Türkiye, farklı alanlardaki göstergelere bakıldığında açıkça “yeni bir toplumun” inşasında önemli mesafeler kaydettiğini göstermektedir. Daha önceki yazılarımızın bir kısmında bu sürece dikkat çekmiştik. Yörsan’daki sendikalaşma çabaları ve buna yönelik yaptırımlara bakıldığında çalışma yaşamının da hızla bu sürece dahil edildiği anlaşılmaktadır. Bu nedenle, Yörsan’daki gelişmeleri iyi “okumak” gerekiyor. Kuşkusuz, Hak-İş’in tutumuna son Türk-İş Genel Kurulu’nda yaşananları […]
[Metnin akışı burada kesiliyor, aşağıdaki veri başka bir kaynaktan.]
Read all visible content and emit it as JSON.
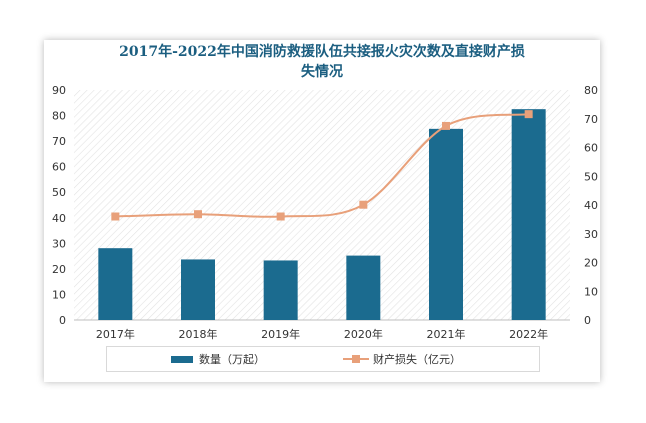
{
  "chart_data": {
    "type": "bar",
    "title_line1": "2017年-2022年中国消防救援队伍共接报火灾次数及直接财产损",
    "title_line2": "失情况",
    "categories": [
      "2017年",
      "2018年",
      "2019年",
      "2020年",
      "2021年",
      "2022年"
    ],
    "series": [
      {
        "name": "数量（万起）",
        "type": "bar",
        "axis": "left",
        "values": [
          28.1,
          23.7,
          23.3,
          25.2,
          74.8,
          82.5
        ]
      },
      {
        "name": "财产损失（亿元）",
        "type": "line",
        "axis": "right",
        "values": [
          36.0,
          36.8,
          36.0,
          40.1,
          67.5,
          71.6
        ]
      }
    ],
    "y_left": {
      "min": 0,
      "max": 90,
      "ticks": [
        0,
        10,
        20,
        30,
        40,
        50,
        60,
        70,
        80,
        90
      ]
    },
    "y_right": {
      "min": 0,
      "max": 80,
      "ticks": [
        0,
        10,
        20,
        30,
        40,
        50,
        60,
        70,
        80
      ]
    },
    "grid": false,
    "background_pattern": "diagonal-hatch",
    "legend_position": "bottom",
    "colors": {
      "bar": "#1b6b8f",
      "line": "#e8a07a",
      "title": "#1b5e80"
    }
  }
}
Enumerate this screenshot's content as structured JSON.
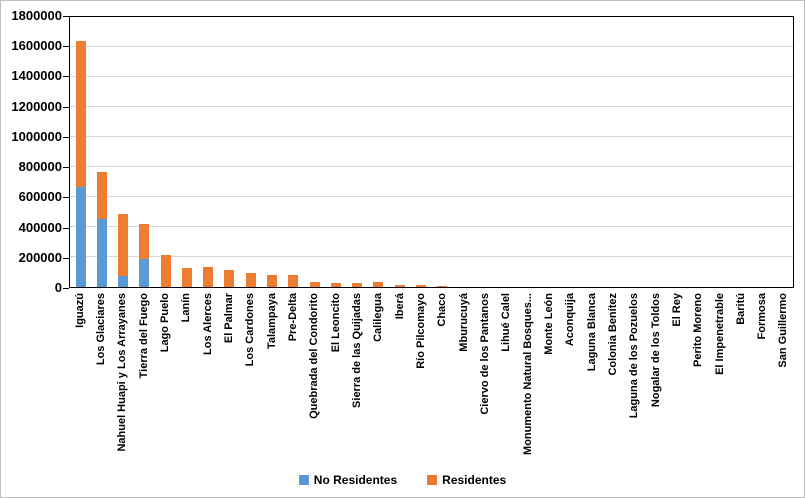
{
  "chart_data": {
    "type": "bar",
    "stacked": true,
    "title": "",
    "xlabel": "",
    "ylabel": "",
    "ylim": [
      0,
      1800000
    ],
    "ytick_step": 200000,
    "yticks": [
      "0",
      "200000",
      "400000",
      "600000",
      "800000",
      "1000000",
      "1200000",
      "1400000",
      "1600000",
      "1800000"
    ],
    "grid": true,
    "legend_position": "bottom",
    "categories": [
      "Iguazú",
      "Los Glaciares",
      "Nahuel Huapi y Los Arrayanes",
      "Tierra del Fuego",
      "Lago Puelo",
      "Lanín",
      "Los Alerces",
      "El Palmar",
      "Los Cardones",
      "Talampaya",
      "Pre-Delta",
      "Quebrada del Condorito",
      "El Leoncito",
      "Sierra de las Quijadas",
      "Calilegua",
      "Iberá",
      "Río Pilcomayo",
      "Chaco",
      "Mburucuyá",
      "Ciervo de los Pantanos",
      "Lihué Calel",
      "Monumento Natural Bosques...",
      "Monte León",
      "Aconquija",
      "Laguna Blanca",
      "Colonia Benítez",
      "Laguna de los Pozuelos",
      "Nogalar de los Toldos",
      "El Rey",
      "Perito Moreno",
      "El Impenetrable",
      "Baritú",
      "Formosa",
      "San Guillermo"
    ],
    "series": [
      {
        "name": "No Residentes",
        "color": "#5b9bd5",
        "values": [
          670000,
          455000,
          75000,
          190000,
          0,
          0,
          0,
          0,
          0,
          0,
          0,
          0,
          0,
          0,
          0,
          0,
          0,
          0,
          0,
          0,
          0,
          0,
          0,
          0,
          0,
          0,
          0,
          0,
          0,
          0,
          0,
          0,
          0,
          0
        ]
      },
      {
        "name": "Residentes",
        "color": "#ed7d31",
        "values": [
          968000,
          315000,
          415000,
          230000,
          212000,
          127000,
          133000,
          112000,
          95000,
          80000,
          78000,
          32000,
          28000,
          30000,
          31000,
          14000,
          14000,
          10000,
          0,
          0,
          0,
          0,
          0,
          0,
          0,
          0,
          0,
          0,
          0,
          0,
          0,
          0,
          0,
          0
        ]
      }
    ]
  },
  "colors": {
    "grid": "#d9d9d9",
    "axis": "#000000",
    "figure_border": "#bfbfbf",
    "background": "#ffffff"
  }
}
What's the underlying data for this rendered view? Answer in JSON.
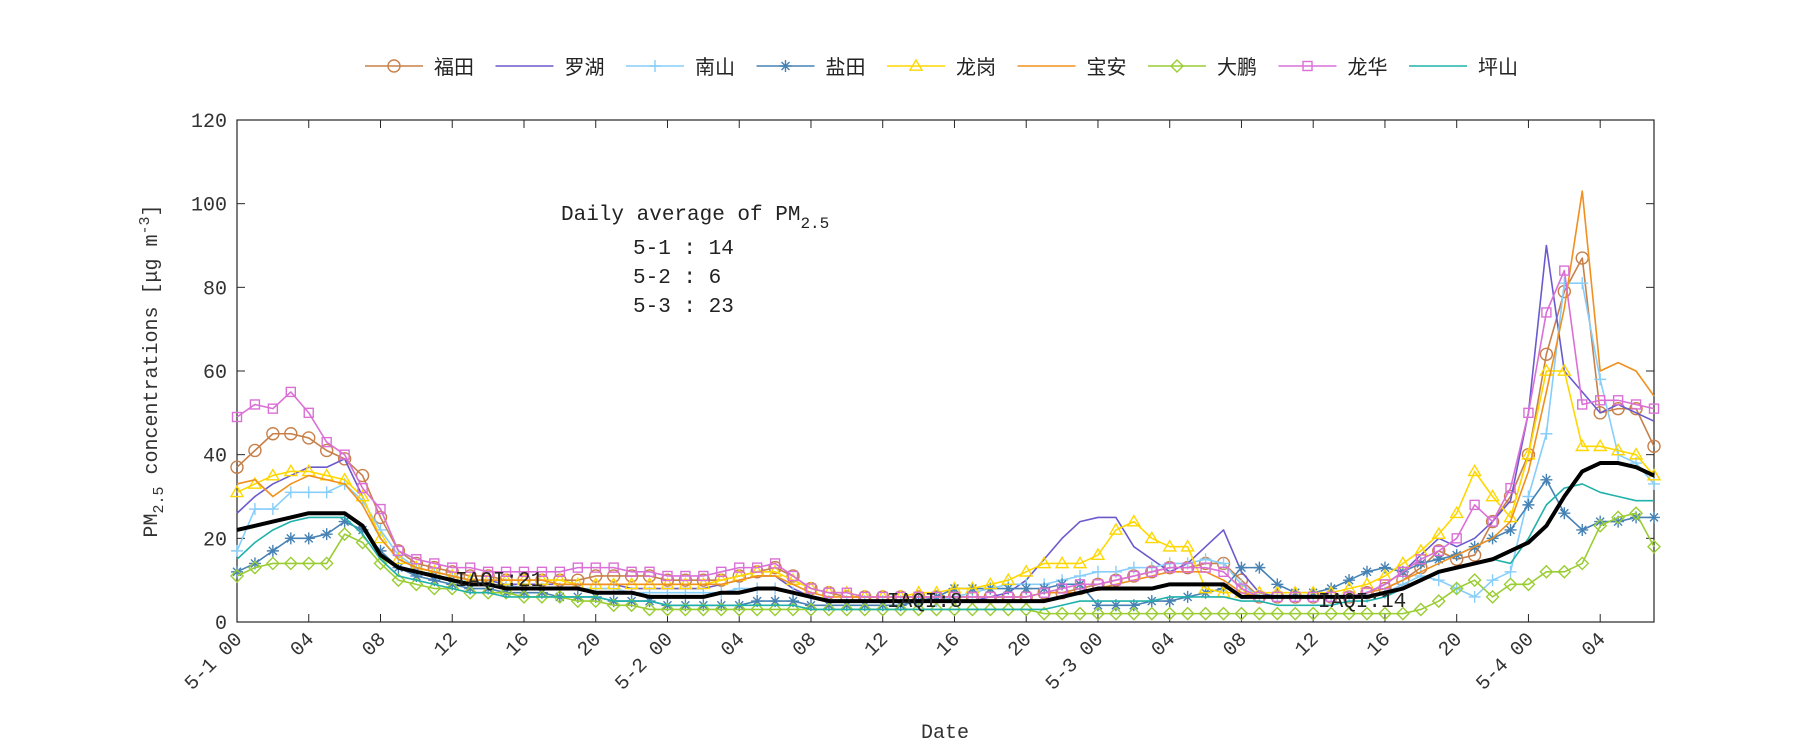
{
  "chart_data": {
    "type": "line",
    "x_label": "Date",
    "y_label_parts": [
      "PM",
      "2.5",
      " concentrations [",
      "μg m",
      "-3",
      "]"
    ],
    "annotation_title": "Daily average of PM",
    "annotation_title_sub": "2.5",
    "annotation_lines": [
      "5-1 : 14",
      "5-2 : 6",
      "5-3 : 23"
    ],
    "iaqi_labels": [
      "IAQI:21",
      "IAQI:8",
      "IAQI:14"
    ],
    "x": [
      0,
      1,
      2,
      3,
      4,
      5,
      6,
      7,
      8,
      9,
      10,
      11,
      12,
      13,
      14,
      15,
      16,
      17,
      18,
      19,
      20,
      21,
      22,
      23,
      24,
      25,
      26,
      27,
      28,
      29,
      30,
      31,
      32,
      33,
      34,
      35,
      36,
      37,
      38,
      39,
      40,
      41,
      42,
      43,
      44,
      45,
      46,
      47,
      48,
      49,
      50,
      51,
      52,
      53,
      54,
      55,
      56,
      57,
      58,
      59,
      60,
      61,
      62,
      63,
      64,
      65,
      66,
      67,
      68,
      69,
      70,
      71,
      72,
      73,
      74,
      75,
      76,
      77,
      78,
      79
    ],
    "xlim": [
      0,
      79
    ],
    "xticks": [
      {
        "value": 0,
        "label": "5-1 00"
      },
      {
        "value": 4,
        "label": "04"
      },
      {
        "value": 8,
        "label": "08"
      },
      {
        "value": 12,
        "label": "12"
      },
      {
        "value": 16,
        "label": "16"
      },
      {
        "value": 20,
        "label": "20"
      },
      {
        "value": 24,
        "label": "5-2 00"
      },
      {
        "value": 28,
        "label": "04"
      },
      {
        "value": 32,
        "label": "08"
      },
      {
        "value": 36,
        "label": "12"
      },
      {
        "value": 40,
        "label": "16"
      },
      {
        "value": 44,
        "label": "20"
      },
      {
        "value": 48,
        "label": "5-3 00"
      },
      {
        "value": 52,
        "label": "04"
      },
      {
        "value": 56,
        "label": "08"
      },
      {
        "value": 60,
        "label": "12"
      },
      {
        "value": 64,
        "label": "16"
      },
      {
        "value": 68,
        "label": "20"
      },
      {
        "value": 72,
        "label": "5-4 00"
      },
      {
        "value": 76,
        "label": "04"
      }
    ],
    "ylim": [
      0,
      120
    ],
    "yticks": [
      0,
      20,
      40,
      60,
      80,
      100,
      120
    ],
    "grid": false,
    "legend_position": "top",
    "series": [
      {
        "name": "福田",
        "color": "#c8804a",
        "marker": "circle",
        "values": [
          37,
          41,
          45,
          45,
          44,
          41,
          39,
          35,
          25,
          17,
          14,
          13,
          12,
          11,
          11,
          10,
          10,
          10,
          10,
          10,
          11,
          11,
          11,
          11,
          10,
          10,
          10,
          10,
          11,
          12,
          13,
          11,
          8,
          7,
          6,
          6,
          6,
          6,
          6,
          6,
          6,
          6,
          6,
          6,
          6,
          7,
          7,
          8,
          9,
          10,
          11,
          12,
          13,
          13,
          14,
          14,
          10,
          6,
          6,
          6,
          6,
          6,
          6,
          7,
          8,
          10,
          13,
          17,
          15,
          16,
          24,
          30,
          40,
          64,
          79,
          87,
          50,
          51,
          51,
          42
        ]
      },
      {
        "name": "罗湖",
        "color": "#6a5acd",
        "marker": "none",
        "values": [
          26,
          30,
          33,
          35,
          37,
          37,
          39,
          30,
          20,
          15,
          13,
          12,
          11,
          10,
          10,
          9,
          9,
          9,
          9,
          9,
          9,
          9,
          8,
          8,
          8,
          8,
          8,
          9,
          10,
          11,
          11,
          8,
          6,
          5,
          5,
          5,
          5,
          5,
          5,
          5,
          5,
          5,
          6,
          7,
          10,
          15,
          20,
          24,
          25,
          25,
          18,
          15,
          12,
          14,
          18,
          22,
          12,
          7,
          6,
          6,
          6,
          6,
          6,
          7,
          9,
          12,
          16,
          20,
          18,
          20,
          24,
          29,
          50,
          90,
          60,
          55,
          50,
          52,
          50,
          48
        ]
      },
      {
        "name": "南山",
        "color": "#87cefa",
        "marker": "plus",
        "values": [
          17,
          27,
          27,
          31,
          31,
          31,
          33,
          29,
          22,
          16,
          13,
          12,
          11,
          10,
          9,
          9,
          8,
          8,
          8,
          8,
          8,
          8,
          7,
          7,
          7,
          7,
          7,
          7,
          8,
          8,
          8,
          7,
          6,
          5,
          5,
          5,
          5,
          5,
          5,
          5,
          6,
          7,
          8,
          9,
          9,
          9,
          10,
          11,
          12,
          12,
          13,
          13,
          14,
          14,
          15,
          14,
          9,
          6,
          6,
          6,
          6,
          6,
          6,
          6,
          7,
          9,
          11,
          10,
          8,
          6,
          10,
          12,
          30,
          45,
          81,
          81,
          58,
          40,
          38,
          33
        ]
      },
      {
        "name": "盐田",
        "color": "#4682b4",
        "marker": "asterisk",
        "values": [
          12,
          14,
          17,
          20,
          20,
          21,
          24,
          22,
          17,
          13,
          11,
          10,
          9,
          8,
          8,
          7,
          7,
          7,
          6,
          6,
          6,
          5,
          5,
          5,
          4,
          4,
          4,
          4,
          4,
          5,
          5,
          5,
          4,
          4,
          4,
          4,
          4,
          4,
          5,
          6,
          8,
          8,
          8,
          8,
          8,
          8,
          9,
          9,
          4,
          4,
          4,
          5,
          5,
          6,
          7,
          8,
          13,
          13,
          9,
          7,
          7,
          8,
          10,
          12,
          13,
          12,
          14,
          15,
          16,
          18,
          20,
          22,
          28,
          34,
          26,
          22,
          24,
          24,
          25,
          25
        ]
      },
      {
        "name": "龙岗",
        "color": "#ffd700",
        "marker": "triangle",
        "values": [
          31,
          33,
          35,
          36,
          36,
          35,
          34,
          30,
          20,
          15,
          13,
          12,
          11,
          10,
          10,
          10,
          10,
          10,
          10,
          9,
          9,
          9,
          9,
          9,
          9,
          9,
          9,
          10,
          11,
          12,
          12,
          10,
          8,
          7,
          7,
          6,
          6,
          6,
          7,
          7,
          8,
          8,
          9,
          10,
          12,
          14,
          14,
          14,
          16,
          22,
          24,
          20,
          18,
          18,
          8,
          7,
          7,
          7,
          7,
          7,
          7,
          7,
          8,
          9,
          11,
          14,
          17,
          21,
          26,
          36,
          30,
          25,
          40,
          60,
          60,
          42,
          42,
          41,
          40,
          35
        ]
      },
      {
        "name": "宝安",
        "color": "#f0901e",
        "marker": "none",
        "values": [
          33,
          34,
          30,
          33,
          35,
          34,
          33,
          28,
          20,
          15,
          13,
          12,
          11,
          10,
          10,
          10,
          10,
          10,
          9,
          9,
          9,
          9,
          9,
          9,
          9,
          9,
          9,
          9,
          10,
          11,
          11,
          9,
          7,
          6,
          6,
          6,
          6,
          6,
          6,
          6,
          6,
          6,
          6,
          6,
          6,
          7,
          7,
          7,
          8,
          9,
          10,
          11,
          12,
          12,
          12,
          10,
          7,
          6,
          6,
          6,
          6,
          6,
          6,
          7,
          8,
          10,
          12,
          14,
          16,
          18,
          20,
          24,
          36,
          55,
          75,
          103,
          60,
          62,
          60,
          54
        ]
      },
      {
        "name": "大鹏",
        "color": "#9acd32",
        "marker": "diamond",
        "values": [
          11,
          13,
          14,
          14,
          14,
          14,
          21,
          19,
          14,
          10,
          9,
          8,
          8,
          7,
          7,
          7,
          6,
          6,
          6,
          5,
          5,
          4,
          4,
          3,
          3,
          3,
          3,
          3,
          3,
          3,
          3,
          3,
          3,
          3,
          3,
          3,
          3,
          3,
          3,
          3,
          3,
          3,
          3,
          3,
          3,
          2,
          2,
          2,
          2,
          2,
          2,
          2,
          2,
          2,
          2,
          2,
          2,
          2,
          2,
          2,
          2,
          2,
          2,
          2,
          2,
          2,
          3,
          5,
          8,
          10,
          6,
          9,
          9,
          12,
          12,
          14,
          23,
          25,
          26,
          18
        ]
      },
      {
        "name": "龙华",
        "color": "#da70d6",
        "marker": "square",
        "values": [
          49,
          52,
          51,
          55,
          50,
          43,
          40,
          32,
          27,
          17,
          15,
          14,
          13,
          13,
          12,
          12,
          12,
          12,
          12,
          13,
          13,
          13,
          12,
          12,
          11,
          11,
          11,
          12,
          13,
          13,
          14,
          11,
          8,
          7,
          7,
          6,
          6,
          6,
          6,
          6,
          6,
          6,
          6,
          6,
          6,
          7,
          8,
          9,
          9,
          10,
          11,
          12,
          13,
          13,
          13,
          12,
          8,
          6,
          6,
          6,
          6,
          6,
          6,
          7,
          9,
          12,
          15,
          17,
          20,
          28,
          24,
          32,
          50,
          74,
          84,
          52,
          53,
          53,
          52,
          51
        ]
      },
      {
        "name": "坪山",
        "color": "#20b2aa",
        "marker": "none",
        "values": [
          15,
          19,
          22,
          24,
          25,
          25,
          25,
          21,
          15,
          11,
          10,
          9,
          8,
          7,
          7,
          6,
          6,
          6,
          6,
          6,
          6,
          5,
          5,
          5,
          4,
          4,
          4,
          4,
          4,
          4,
          4,
          4,
          3,
          3,
          3,
          3,
          3,
          3,
          3,
          3,
          3,
          3,
          3,
          3,
          3,
          3,
          4,
          5,
          5,
          5,
          5,
          5,
          6,
          6,
          6,
          6,
          5,
          5,
          4,
          4,
          4,
          4,
          5,
          5,
          6,
          8,
          10,
          12,
          13,
          14,
          15,
          14,
          20,
          28,
          32,
          33,
          31,
          30,
          29,
          29
        ]
      }
    ],
    "average_line": {
      "color": "#000000",
      "values": [
        22,
        23,
        24,
        25,
        26,
        26,
        26,
        23,
        16,
        13,
        12,
        11,
        10,
        9,
        9,
        8,
        8,
        8,
        8,
        8,
        7,
        7,
        7,
        6,
        6,
        6,
        6,
        7,
        7,
        8,
        8,
        7,
        6,
        5,
        5,
        5,
        5,
        5,
        5,
        5,
        5,
        5,
        5,
        5,
        5,
        5,
        6,
        7,
        8,
        8,
        8,
        8,
        9,
        9,
        9,
        9,
        6,
        6,
        6,
        6,
        6,
        6,
        6,
        6,
        7,
        8,
        10,
        12,
        13,
        14,
        15,
        17,
        19,
        23,
        30,
        36,
        38,
        38,
        37,
        35
      ]
    }
  }
}
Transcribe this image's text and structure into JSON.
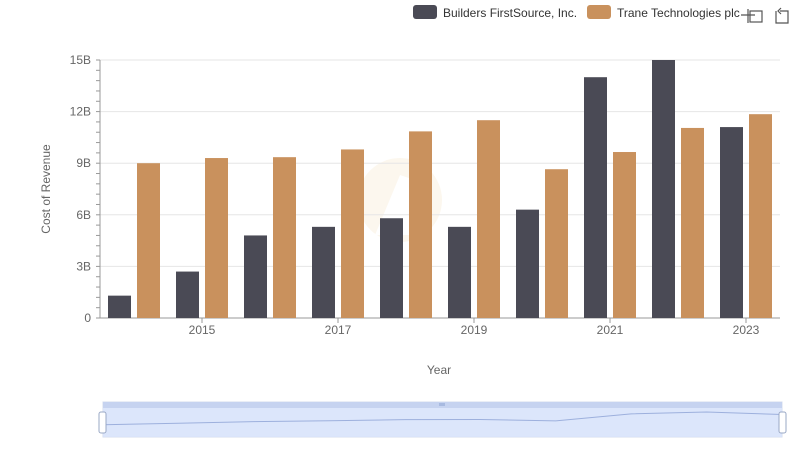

Türkiye, farklı alanlardaki göstergelere bakıldığında açıkça “yeni bir toplumun” inşasında önemli mesafeler kaydettiğini göstermektedir. Daha önceki yazılarımızın bir kısmında bu sürece dikkat çekmiştik. Yörsan’daki sendikalaşma çabaları ve buna yönelik yaptırımlara bakıldığında çalışma yaşamının da hızla bu sürece dahil edildiği anlaşılmaktadır. Bu nedenle, Yörsan’daki gelişmeleri iyi “okumak” gerekiyor. Kuşkusuz, Hak-İş’in tutumuna son Türk-İş Genel Kurulu’nda yaşananları da eklemeyi unutmadan.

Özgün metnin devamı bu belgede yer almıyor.